Неторопливо шли они по тропинке. Он — довольно плотный, мускулистый молодой человек среднего роста с густой гривой черных волос, зачесанных назад и такими же густыми усами. У него был теплый смешливый взгляд и легкая улыбка, прятавшаяся в этих усах. Она — невысокая, худощавая, казавшаяся хрупкой, но при этом круглолицая, смуглая, темноволосая, с короткой прической, вовсе не красавица, но с каким-то внутренним обаянием и душевной силой. Она слегка прихрамывала, и он намеренно замедлял шаги, чтобы не заставлять девушку торопиться, поспевая за ним. Она говорила нежным проникновенным голосом, но с заметным акцентом, и он умиленно смотрел на нее, будто ему нравилось, как она старательно произносит слова.

Минуту назад эта влюбленная пара отделилась от других пассажиров дирижабля и отправилась на прогулку. На мужчине был костюм песочного цвета, темно-коричневый галстук с большим, чуть расслабленным узлом, и в тон ему твердый фетровый котелок. Молодой человек держал его в левой руке, и казалось, что этот предмет ему явно мешал. На девушке было надето длинное платье голубого цвета с широким белым кружевным воротом, распластавшимся на плечах. Этот ворот как будто делал ее еще ниже ростом, еще миниатюрнее. Они шли по тропинке, ведущей вниз, к реке, и неумолимо приближались к тому месту, где прятался Михель. И он понял, что пора выходить из укрытия, и он сделал шаг навстречу.

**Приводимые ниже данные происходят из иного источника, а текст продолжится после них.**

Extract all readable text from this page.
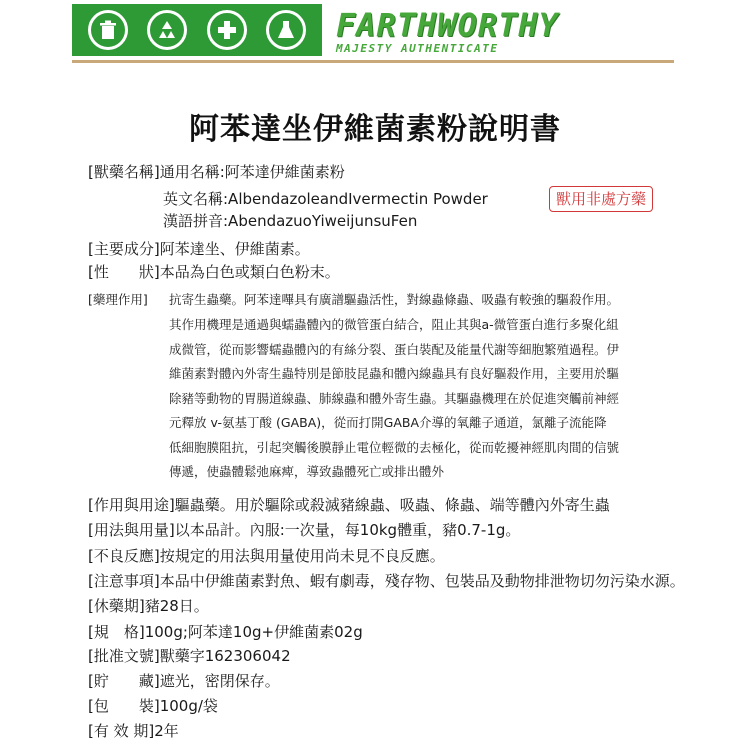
FARTHWORTHY
MAJESTY AUTHENTICATE
阿苯達坐伊維菌素粉說明書
[獸藥名稱]通用名稱:阿苯達伊維菌素粉
英文名稱:AlbendazoleandIvermectin Powder
漢語拼音:AbendazuoYiweijunsuFen
獸用非處方藥
[主要成分]阿苯達坐、伊維菌素。
[性　　狀]本品為白色或類白色粉末。
[藥理作用] 抗寄生蟲藥。阿苯達嗶具有廣譜驅蟲活性，對線蟲條蟲、吸蟲有較強的驅殺作用。
其作用機理是通過與蠕蟲體內的微管蛋白結合，阻止其與a-微管蛋白進行多聚化組
成微管，從而影響蠕蟲體內的有絲分裂、蛋白裝配及能量代謝等細胞繁殖過程。伊
維菌素對體內外寄生蟲特別是節肢昆蟲和體內線蟲具有良好驅殺作用，主要用於驅
除豬等動物的胃腸道線蟲、肺線蟲和體外寄生蟲。其驅蟲機理在於促進突觸前神經
元釋放 v-氨基丁酸 (GABA)，從而打開GABA介導的氧離子通道，氯離子流能降
低細胞膜阻抗，引起突觸後膜靜止電位輕微的去極化，從而乾擾神經肌肉間的信號
傳遞，使蟲體鬆弛麻痺，導致蟲體死亡或排出體外
[作用與用途]驅蟲藥。用於驅除或殺滅豬線蟲、吸蟲、條蟲、端等體內外寄生蟲
[用法與用量]以本品計。內服:一次量，每10kg體重，豬0.7-1g。
[不良反應]按規定的用法與用量使用尚未見不良反應。
[注意事項]本品中伊維菌素對魚、蝦有劇毒，殘存物、包裝品及動物排泄物切勿污染水源。
[休藥期]豬28日。
[規　格]100g;阿苯達10g+伊維菌素02g
[批准文號]獸藥字162306042
[貯　　藏]遮光，密閉保存。
[包　　裝]100g/袋
[有 效 期]2年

Девушка вздрогнула от неожиданности и остановилась. Ее спутник, глядя в этот момент в сторону, сделал еще пару шагов и чуть было не столкнулся нос к носу с оторопевшим Михелем.

— Ох, прости, парень! — воскликнул он.

— Это вы… господин… простите меня, — робко ответил Михель, не спуская глаз с незнакомца.

— Ты местный?

— Нет, я на летние каникулы приезжаю сюда. Здесь живет моя бабушка.

— И как же называется этот городок, возле которого мы случайно остановились?

— Волен-Берн, господин…

— Чудные места! Ты не находишь, Милева?

— Да, конечно, — ответила девушка.

— Если бы не какая-то незначительная поломка, мы никогда бы не причалили здесь, — сообщил мужчина. — Капитан обещал устранить все проблемы к утру. Так что заночевать нам придется на дирижабле.

— А я думал, что это снимается какой-то фильм, что вы — артисты.

— Снимается фильм? — спросил мужчина и переглянулся с девушкой. — Что это?

— Как что это? Вы не знаете, что такое кино? — Михель, переводя взгляд, с подозрением смотрел на незнакомцев. — Да об этом знает каждый первоклассник! Правда, в кинотеатры сейчас уже никто не ходит, всё что угодно можно найти в Интернете.

— Прости великодушно, — с мягкой улыбкой сказал незнакомец, — но мы не понимаем, о чем ты говоришь.

— Как не понимаете? Вы же взрослые люди! Вы хоть раз в жизни могли слышать о том, кто такие братья Люмьер!

— Ах, вот что! Синематограф здесь называют «кино»! Конечно же, мы слышали о Люмьерах. Лет шесть назад они показывали свои ленты в Париже. Особенно смешной была «Политый поливальщик». Помнишь, Милева?

— Конечно, Альберт! Все так смеялись!

— Шесть лет назад?! — Михель отступил на шаг. — Вы уверены?

— А что тебя так удивляет?

— Да как-то странно всё это…

— Что именно? — спросил мужчина. Потом добавил. — Тебе сколько лет, парень? Хотелось бы узнать, так, из любопытства, что человеку в твои годы кажется странным.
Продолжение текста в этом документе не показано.